TwittleBee · 21/05/2021 21:27

In android they have this (see attached image ) in Settings

Is there a way to detect if DS is on phone when he should be sleeping?
Bluskythinking · 21/05/2021 22:35

@HasaDigaEebowai

If he’s using wifi you will be able to see his device using data on your wifi admin settings
This is something I could try. I'm on our Virgin Media account trying to work out how to do this.

When your child won't respond to a verbal request to give you their phone overnight it is very difficult for me to parent in that situation. If I said I'm getting your contract suspended he would get really angry with me.

OP posts:
cocoloco987 · 22/05/2021 07:24

I'd this serious? So let him be angry with you. Teens are frequently angry with their parents, it's normal. If he's actually threatening/oolong or you are scared of him then that's less normal, the phone issue is the least of your worries and I'd seek external help. Are you a single parent?

Crowsaregreat · 22/05/2021 07:45

Are you afraid of him? It sounds as if you are. I'm afraid you need to make rules and enforce them, even if it's tough. Sounds like he walks all over you tbh.

If he won't hand it over then there's another consequence until he does. If he threatens you physically then you call the police. At the moment he can basically do what he likes, 15 is not old enough for you to step back and leave him to his own devices (literally).

Looneytune253 · 22/05/2021 07:58

@Insertfunnyname

” I don't think he will agree to family links etc.”

Confused what? He’s the child you’re the adult. What do you mean he won’t agree? You don’t ask his permission, you tell him you’re doing it. Hmm

Come on!! Some of the replies are so judgemental on here. Guessing you don't have teens or if you do they are more compliant. I'm a strict parent and always have been but now she's 16 and taller than me and headstrong there is no way on earth she would hand over her phone. It's not a bad parenting thing. It's a natural progression between child and adult.
margeisthelaw · 22/05/2021 08:08

On an iPhone go to settings/screen time and then it will show you the hours per day then click “see all activity” and you will see a timeline with activity per hour of the day. You can then see when he’s active on it.

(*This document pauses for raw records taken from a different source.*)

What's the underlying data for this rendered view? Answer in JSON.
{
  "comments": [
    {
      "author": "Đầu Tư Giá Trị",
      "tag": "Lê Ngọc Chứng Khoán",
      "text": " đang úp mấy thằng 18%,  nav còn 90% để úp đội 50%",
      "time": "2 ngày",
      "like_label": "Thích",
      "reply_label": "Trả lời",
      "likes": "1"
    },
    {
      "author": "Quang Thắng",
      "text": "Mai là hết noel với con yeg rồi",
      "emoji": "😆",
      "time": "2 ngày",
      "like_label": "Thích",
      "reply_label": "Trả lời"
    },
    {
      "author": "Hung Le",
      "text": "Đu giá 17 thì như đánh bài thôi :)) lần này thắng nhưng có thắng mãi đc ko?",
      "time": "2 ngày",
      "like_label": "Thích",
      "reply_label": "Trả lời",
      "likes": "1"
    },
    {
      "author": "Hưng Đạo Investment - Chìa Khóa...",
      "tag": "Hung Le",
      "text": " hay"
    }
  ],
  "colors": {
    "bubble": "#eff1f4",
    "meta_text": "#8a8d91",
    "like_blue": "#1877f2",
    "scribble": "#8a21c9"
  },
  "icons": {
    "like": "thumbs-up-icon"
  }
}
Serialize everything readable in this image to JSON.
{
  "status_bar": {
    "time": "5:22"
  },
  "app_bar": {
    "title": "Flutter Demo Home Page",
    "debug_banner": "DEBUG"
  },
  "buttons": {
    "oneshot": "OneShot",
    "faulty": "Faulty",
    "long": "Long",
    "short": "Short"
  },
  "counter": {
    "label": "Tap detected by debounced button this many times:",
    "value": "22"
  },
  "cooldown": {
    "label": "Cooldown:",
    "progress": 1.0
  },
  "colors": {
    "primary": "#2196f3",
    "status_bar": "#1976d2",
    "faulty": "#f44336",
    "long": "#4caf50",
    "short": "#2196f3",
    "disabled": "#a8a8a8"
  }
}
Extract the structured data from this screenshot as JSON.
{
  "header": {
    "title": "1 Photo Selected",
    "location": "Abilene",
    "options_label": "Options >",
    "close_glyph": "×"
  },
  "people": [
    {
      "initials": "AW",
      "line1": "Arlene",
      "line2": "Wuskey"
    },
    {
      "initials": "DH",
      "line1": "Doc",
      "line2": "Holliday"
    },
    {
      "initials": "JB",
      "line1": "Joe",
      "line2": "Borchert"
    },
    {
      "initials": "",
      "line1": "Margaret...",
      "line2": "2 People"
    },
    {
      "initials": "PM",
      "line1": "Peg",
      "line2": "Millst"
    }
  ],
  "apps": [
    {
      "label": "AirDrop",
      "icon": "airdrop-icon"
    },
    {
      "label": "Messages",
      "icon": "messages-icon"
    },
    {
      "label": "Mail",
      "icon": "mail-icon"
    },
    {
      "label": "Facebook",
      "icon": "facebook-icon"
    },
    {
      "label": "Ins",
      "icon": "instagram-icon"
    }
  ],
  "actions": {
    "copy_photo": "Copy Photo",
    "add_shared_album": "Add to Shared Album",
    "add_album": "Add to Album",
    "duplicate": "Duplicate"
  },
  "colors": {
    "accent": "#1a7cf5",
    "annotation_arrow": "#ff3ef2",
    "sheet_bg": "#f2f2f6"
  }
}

HeyGirlHeyBoy · 22/05/2021 08:15

What is the reason for a phone in room if not being being used? 15 is not so mature so I wouldn't have agreed because of age. My DB's brother is almost 16 and his phone goes in a basket in the kitchen at 9pm and during homework. That's the agreement if he wants a phone. It is hard now to back peddle so yes settings and screen time if you can't do it remotely. I check my phone if I wake overnight, and I shouldn't, a 15yo doesn't have the self-control not to, especially if he has a strong phone habit. You do sound afraid of him which must be very hard and is frightening to think of but I hope you can sort this.